Do You Design Architecture "Beyond the Box"?
TRANSLATING DRIVERS THROUGH YOUR DESIGN PROCESS
As an environmental designer, how do you keep your creative edge sharp? In other words, what do you do to keep your design process fresh and innovative as it pulls from your experience, research, and skillset? When doing this as an architect, your creativity will be ever-expanding and your ability to think “beyond the box” will grow evermore genius.
Developing the ability to evolve your design process is critical not only to your architectural brand, but also to the clients and building occupants your design projects serve. By formulating design concepts that push boundaries, you eliminate getting stuck or plateauing as you improve your design thinking and design doing from project to project.
Of course, as emerging trends and market needs drive many architectural practices, it is in how you as a designer are able to properly translate such factors through your design process that will yield success. Translation of such factors into a successful environmental design occurs when you are aligned with a design process that dynamically evolves – particularly as emerging trends, market needs, and your own skillsets and toolsets change.
THREE WAYS TO CREATE “BEYOND THE BOX”
- STUDY CREATIVITY: Learn about what makes a creative mind, and how to hone your creative muscle. Also, study the creative process of others for more techniques to try to enhance your own process. The goal is not to copy another’s final output, but to instead learn from their process and to make it your own. By understanding more about how creativity works, you will gain insight into how you think, why you think in certain ways, and how to challenge your thinking to unlock your creative genius. I invite you to read books on creativity, journal about your own creative process, and analyze your creative patterns (to strengthen what works and improve what hinders).

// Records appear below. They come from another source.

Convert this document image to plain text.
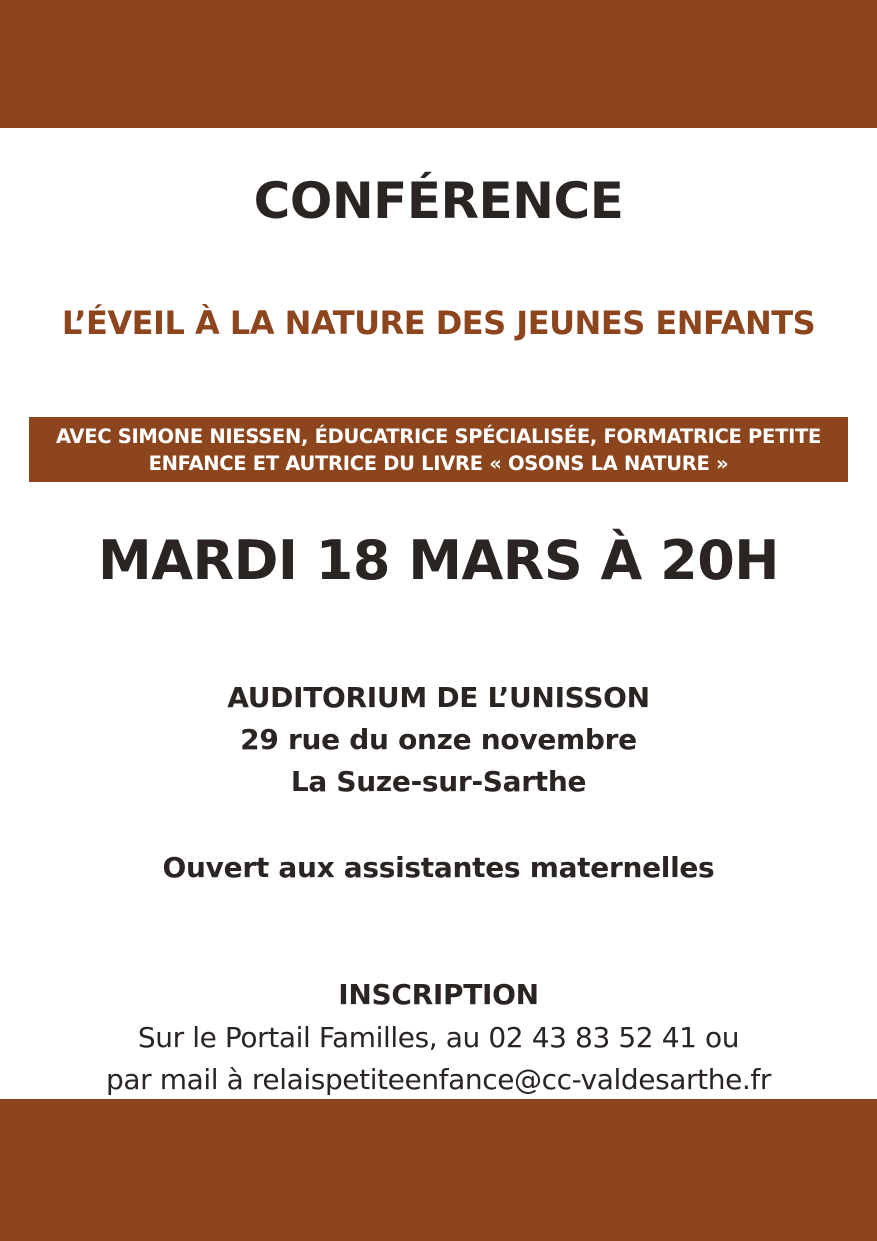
CONFÉRENCE
L’ÉVEIL À LA NATURE DES JEUNES ENFANTS
AVEC SIMONE NIESSEN, ÉDUCATRICE SPÉCIALISÉE, FORMATRICE PETITE
ENFANCE ET AUTRICE DU LIVRE « OSONS LA NATURE »
MARDI 18 MARS À 20H
AUDITORIUM DE L’UNISSON
29 rue du onze novembre
La Suze-sur-Sarthe
Ouvert aux assistantes maternelles
INSCRIPTION
Sur le Portail Familles, au 02 43 83 52 41 ou
par mail à relaispetiteenfance@cc-valdesarthe.fr
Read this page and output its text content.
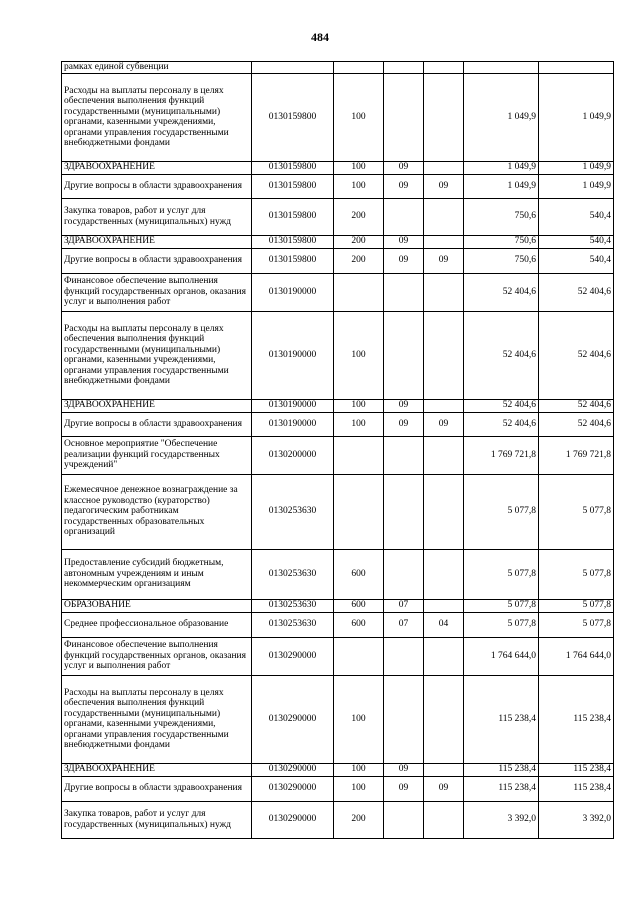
484
рамках единой субвенции						
Расходы на выплаты персоналу в целях обеспечения выполнения функций государственными (муниципальными) органами, казенными учреждениями, органами управления государственными внебюджетными фондами	0130159800	100			1 049,9	1 049,9
ЗДРАВООХРАНЕНИЕ	0130159800	100	09		1 049,9	1 049,9
Другие вопросы в области здравоохранения	0130159800	100	09	09	1 049,9	1 049,9
Закупка товаров, работ и услуг для государственных (муниципальных) нужд	0130159800	200			750,6	540,4
ЗДРАВООХРАНЕНИЕ	0130159800	200	09		750,6	540,4
Другие вопросы в области здравоохранения	0130159800	200	09	09	750,6	540,4
Финансовое обеспечение выполнения функций государственных органов, оказания услуг и выполнения работ	0130190000				52 404,6	52 404,6
Расходы на выплаты персоналу в целях обеспечения выполнения функций государственными (муниципальными) органами, казенными учреждениями, органами управления государственными внебюджетными фондами	0130190000	100			52 404,6	52 404,6
ЗДРАВООХРАНЕНИЕ	0130190000	100	09		52 404,6	52 404,6
Другие вопросы в области здравоохранения	0130190000	100	09	09	52 404,6	52 404,6
Основное мероприятие "Обеспечение реализации функций государственных учреждений"	0130200000				1 769 721,8	1 769 721,8
Ежемесячное денежное вознаграждение за классное руководство (кураторство) педагогическим работникам государственных образовательных организаций	0130253630				5 077,8	5 077,8
Предоставление субсидий бюджетным, автономным учреждениям и иным некоммерческим организациям	0130253630	600			5 077,8	5 077,8
ОБРАЗОВАНИЕ	0130253630	600	07		5 077,8	5 077,8
Среднее профессиональное образование	0130253630	600	07	04	5 077,8	5 077,8
Финансовое обеспечение выполнения функций государственных органов, оказания услуг и выполнения работ	0130290000				1 764 644,0	1 764 644,0
Расходы на выплаты персоналу в целях обеспечения выполнения функций государственными (муниципальными) органами, казенными учреждениями, органами управления государственными внебюджетными фондами	0130290000	100			115 238,4	115 238,4
ЗДРАВООХРАНЕНИЕ	0130290000	100	09		115 238,4	115 238,4
Другие вопросы в области здравоохранения	0130290000	100	09	09	115 238,4	115 238,4
Закупка товаров, работ и услуг для государственных (муниципальных) нужд	0130290000	200			3 392,0	3 392,0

- MEDIUM MASTERY: Gain mastery in a particular medium, while also pushing boundaries in that medium by working in different mediums. While the latter sentence sounds contradictory, it actually makes a lot of sense. For instance, it will help your creative process to gain mastery with your desired design tool; yet, to quickly overcome plateaus, it is beneficial to explore your design questions in other mediums that will inform the question itself, and will help you see your original mastered design tool differently. This calls for a design tool “reframe”, where you learn your design tool as deeply as possible, and then widen your understanding of that tool by pulling from other tools. As a result, you will see your design tools more creatively, and your resulting designs will push boundaries because they originate from a design process that did this as well.
- QUESTION PROMPTS: Make a creativity deck of index cards where you write a question on each card to push your design concept even further. On the surface this sounds simple, but what if the questions were very targeted at your design challenge, or were designed to get you to think and create “beyond the box”. For example, ask a question that starts with “What if…”, or unlock a limitation to free your mind by asking a question like “How would nature solve this problem?”. By filling a stack of index cards with such questions and then writing, sketching, or modeling your answers, your creative process is bound to take a quantum leap.
THREE WAYS TO CREATE “BEYOND THE BOX”
The latter three techniques are really provided here to give you stepping stones into evolving your creative process; and thus, your architectural concept design results. The most important part of advancing the way you design, is to develop how you “listen” to your design process and “see” what it is creating. By noticing your creativity, with all of its strengths and weaknesses, you are best able to takes steps to evolve and refine how you work. Ultimately, you may find your most creative and successful design solutions take less time to create, and lead to a deepening of breakthroughs for your own practice, and for the design discipline.